We spent hours working with each other, the tall, affable cowboy and I, until we were like brother and sister. Buddies, he called us. Then one day some thirty years after we first met, he and Pat left a dinner with one of his publishers and a scant hour later both were in serious condition from a wreck only a few miles from their home. Neither survived. And a giant hole opened not only in my life, but in that of so many other writers who had experienced the generosity of this man.
Because I’d spent so many hours so close to him, the totally unexpected happened. I was asked if it would be possible for me to go over some of his unfinished work and finish writing it in a way that would suit his massive reading audience, I had to say yes. In doing so I felt as if he remained with me. The Blue Roan Colt is the first unfinished book I took on, editing the first half and writing the second half from scratch. The book has been on the market for a bit more than a year now, most of that the Covid effected year, but it’s doing as well as can be expected in a market place where there is no delivery to book stores and libraries. It’s available as e books and print where possible.This is the first book I took on to work with. It’s a wonderful story for Dusty was a born story teller and I am so happy to have been asked to edit and finish it. I felt Dusty in the room with me as I worked. We were so close and I loved him like a brother.
Here’s a brief synopsis of The Blue Roan Colt
Mark returned from World War II with one wish, to own a ranch. With a lot of hard work he turned that wish into a reality. The first time he saw the blue roan, the leggy colt was running hard through the greasewood and chaparral with his dam, a big palomino mare. She’d run away from some rich guy’s stables north of Scottsdale, Arizona, then escaped into the McDowell Mountains and all that Paradise Valley country. From that first sighting, he knew he had to have the free racing colt for his own.

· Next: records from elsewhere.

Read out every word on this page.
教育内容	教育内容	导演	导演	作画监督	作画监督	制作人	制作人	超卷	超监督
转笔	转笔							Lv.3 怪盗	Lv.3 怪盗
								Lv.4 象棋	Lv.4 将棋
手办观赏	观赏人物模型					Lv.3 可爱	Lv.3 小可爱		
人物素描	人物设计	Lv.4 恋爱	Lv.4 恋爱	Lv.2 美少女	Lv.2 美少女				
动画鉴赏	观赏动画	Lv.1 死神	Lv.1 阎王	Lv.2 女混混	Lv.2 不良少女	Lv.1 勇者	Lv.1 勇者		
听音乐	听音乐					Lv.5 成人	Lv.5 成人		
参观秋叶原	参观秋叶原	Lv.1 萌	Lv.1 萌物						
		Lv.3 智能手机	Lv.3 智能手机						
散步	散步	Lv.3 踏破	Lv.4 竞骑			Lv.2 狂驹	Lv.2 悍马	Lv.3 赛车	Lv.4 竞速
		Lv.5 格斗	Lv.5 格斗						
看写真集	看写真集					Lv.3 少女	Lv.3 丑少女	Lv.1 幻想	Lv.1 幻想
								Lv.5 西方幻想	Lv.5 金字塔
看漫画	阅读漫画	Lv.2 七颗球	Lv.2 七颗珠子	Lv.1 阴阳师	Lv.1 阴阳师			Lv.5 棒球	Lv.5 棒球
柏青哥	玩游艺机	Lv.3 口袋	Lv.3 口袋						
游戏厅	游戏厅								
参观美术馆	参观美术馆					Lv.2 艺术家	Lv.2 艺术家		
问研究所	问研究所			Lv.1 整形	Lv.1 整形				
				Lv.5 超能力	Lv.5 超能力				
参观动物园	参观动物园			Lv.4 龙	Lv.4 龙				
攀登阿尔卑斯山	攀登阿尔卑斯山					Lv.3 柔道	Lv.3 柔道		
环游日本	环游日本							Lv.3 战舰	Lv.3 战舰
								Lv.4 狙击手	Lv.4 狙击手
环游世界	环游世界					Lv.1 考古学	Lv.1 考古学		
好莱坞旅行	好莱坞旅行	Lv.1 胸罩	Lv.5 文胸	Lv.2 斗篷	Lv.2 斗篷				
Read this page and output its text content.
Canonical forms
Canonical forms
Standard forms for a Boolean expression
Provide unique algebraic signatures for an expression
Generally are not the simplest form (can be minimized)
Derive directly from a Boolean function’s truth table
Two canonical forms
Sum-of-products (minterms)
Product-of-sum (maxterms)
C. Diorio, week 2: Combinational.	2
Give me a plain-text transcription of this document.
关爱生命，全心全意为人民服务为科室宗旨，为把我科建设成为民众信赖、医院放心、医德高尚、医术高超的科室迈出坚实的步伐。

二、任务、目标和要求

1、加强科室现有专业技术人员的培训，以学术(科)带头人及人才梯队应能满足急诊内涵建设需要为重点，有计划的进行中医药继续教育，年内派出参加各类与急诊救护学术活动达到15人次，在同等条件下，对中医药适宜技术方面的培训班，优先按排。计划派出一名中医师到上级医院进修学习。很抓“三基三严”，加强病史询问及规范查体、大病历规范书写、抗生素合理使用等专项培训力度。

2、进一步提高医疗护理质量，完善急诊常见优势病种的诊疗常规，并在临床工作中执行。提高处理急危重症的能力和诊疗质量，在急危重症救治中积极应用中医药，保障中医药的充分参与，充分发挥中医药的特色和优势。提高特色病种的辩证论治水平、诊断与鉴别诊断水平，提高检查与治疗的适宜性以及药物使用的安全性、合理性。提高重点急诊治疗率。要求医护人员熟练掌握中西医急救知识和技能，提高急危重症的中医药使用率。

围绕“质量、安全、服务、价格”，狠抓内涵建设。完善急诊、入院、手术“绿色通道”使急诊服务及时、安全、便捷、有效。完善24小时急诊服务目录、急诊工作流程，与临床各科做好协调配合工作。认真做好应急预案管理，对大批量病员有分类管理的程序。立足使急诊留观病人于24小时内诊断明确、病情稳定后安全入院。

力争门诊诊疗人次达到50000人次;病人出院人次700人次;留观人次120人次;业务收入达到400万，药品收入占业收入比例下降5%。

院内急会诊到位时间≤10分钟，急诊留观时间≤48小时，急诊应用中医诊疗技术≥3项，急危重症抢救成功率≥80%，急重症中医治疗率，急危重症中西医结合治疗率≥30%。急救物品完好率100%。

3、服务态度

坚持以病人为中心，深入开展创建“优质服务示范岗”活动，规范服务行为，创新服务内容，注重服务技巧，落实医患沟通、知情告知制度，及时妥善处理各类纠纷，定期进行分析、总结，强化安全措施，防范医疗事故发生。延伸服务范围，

The first time he saw Julie he knew he had to have her. Even after she told him her expectations.
“I think you’re an exciting guy. Not many men your age ride broncs and are still bulldogging. I love rodeoing. I like to be around rodeo and the people, but I’m not going to sleep in an old car’s backseat and eat baloney sandwiches with these younger guys to get to enjoy my favorite sport. I found out you don’t have a woman. Besides you’re tall enough I won’t have to bend over to dance with you.”

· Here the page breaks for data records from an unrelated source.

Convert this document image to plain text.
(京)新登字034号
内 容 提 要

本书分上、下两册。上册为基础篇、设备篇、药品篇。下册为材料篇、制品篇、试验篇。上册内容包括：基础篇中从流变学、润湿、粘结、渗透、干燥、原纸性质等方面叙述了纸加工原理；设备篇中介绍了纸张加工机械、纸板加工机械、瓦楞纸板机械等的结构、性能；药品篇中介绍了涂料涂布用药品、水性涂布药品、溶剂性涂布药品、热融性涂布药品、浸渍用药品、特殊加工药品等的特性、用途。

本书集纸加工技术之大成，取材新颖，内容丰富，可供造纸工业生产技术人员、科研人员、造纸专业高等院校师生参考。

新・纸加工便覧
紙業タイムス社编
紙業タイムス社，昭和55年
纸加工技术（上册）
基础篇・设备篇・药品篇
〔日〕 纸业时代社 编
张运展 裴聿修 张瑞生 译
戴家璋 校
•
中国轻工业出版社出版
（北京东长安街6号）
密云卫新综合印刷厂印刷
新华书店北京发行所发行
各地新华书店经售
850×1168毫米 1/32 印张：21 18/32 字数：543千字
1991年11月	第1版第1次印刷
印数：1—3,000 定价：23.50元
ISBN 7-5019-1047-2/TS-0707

I hope those who have bought and read the book enjoyed it and realize with how much love I worked to make it one of Dusty’s final works that contains some of his actual writing.
Because I enjoyed writing with him so much, I was asked to write some books to finish out a series he began. I finished The Texas Badge series with three books. I am now working on a series of my own from that series. It is the story of a woman bounty hunter in Indian Territory. I don’t yet have a title. I recently finished my nonfiction book about the US Marshals working under Judge Isaac Parker in the Southwestern Territory. We hope to see it released soon.
I hope Dusty’s fans as well as many of mine join me on this Western venture. See you there.